Hay cosas que me las tienen que explicar como si
fuera un niño de cuatro años porque si no, no las entiendo. Una de ellas es el
boxeo. Que dos personas quieran subirse a un ring para darse de golpes hasta
que uno de los dos caiga inconsciente, es como para hacérselo mirar. Y si el
primer psiquiatra al que van les dice que psicológicamente están bien,
entonces, deberían pedir una segunda opinión. El combate que presenciamos la
pasada madrugada entre Mayweather y Pacquiao me dejó noqueado. Lo poco que vi,
claro. Continuamente acudían a mi mente breves flash-backs en los que aparecían
dos gladiadores romanos en una liza diciendo aquello de: «Ave, Caesar, morituri
te salutant», (Ave, Cesar, los que van a morir...). Y se mataban, se mataban.

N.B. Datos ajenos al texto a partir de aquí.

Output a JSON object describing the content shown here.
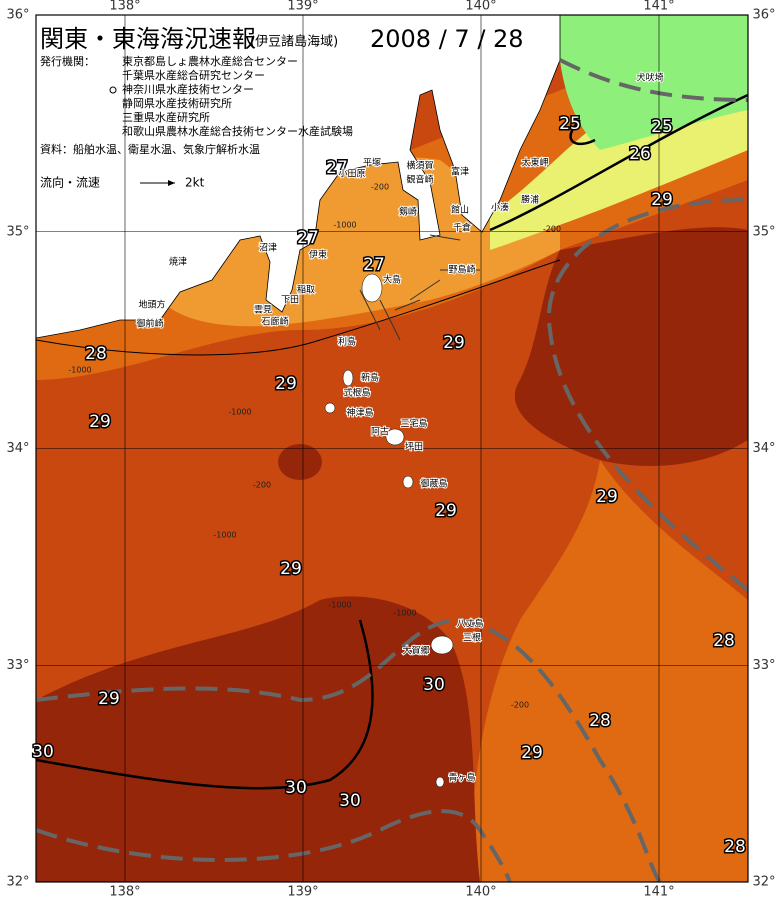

Que era precisamente lo que parecían querer los asistentes. O por lo menos así
lo expresaban: «¡Kill him, kill him!», (¡mátalo, mátalo!). En el idioma
alemán, existe una palabra que define al sentimiento de alegría que
experimentan algunas personas cuando ven sufrir a otro: «Schadenfreude»,
pronunciado ‘sadenfoide’. El boxeo y otros deportes similares no son
recomendables precisamente porque nos llevan hacia ese sentimiento.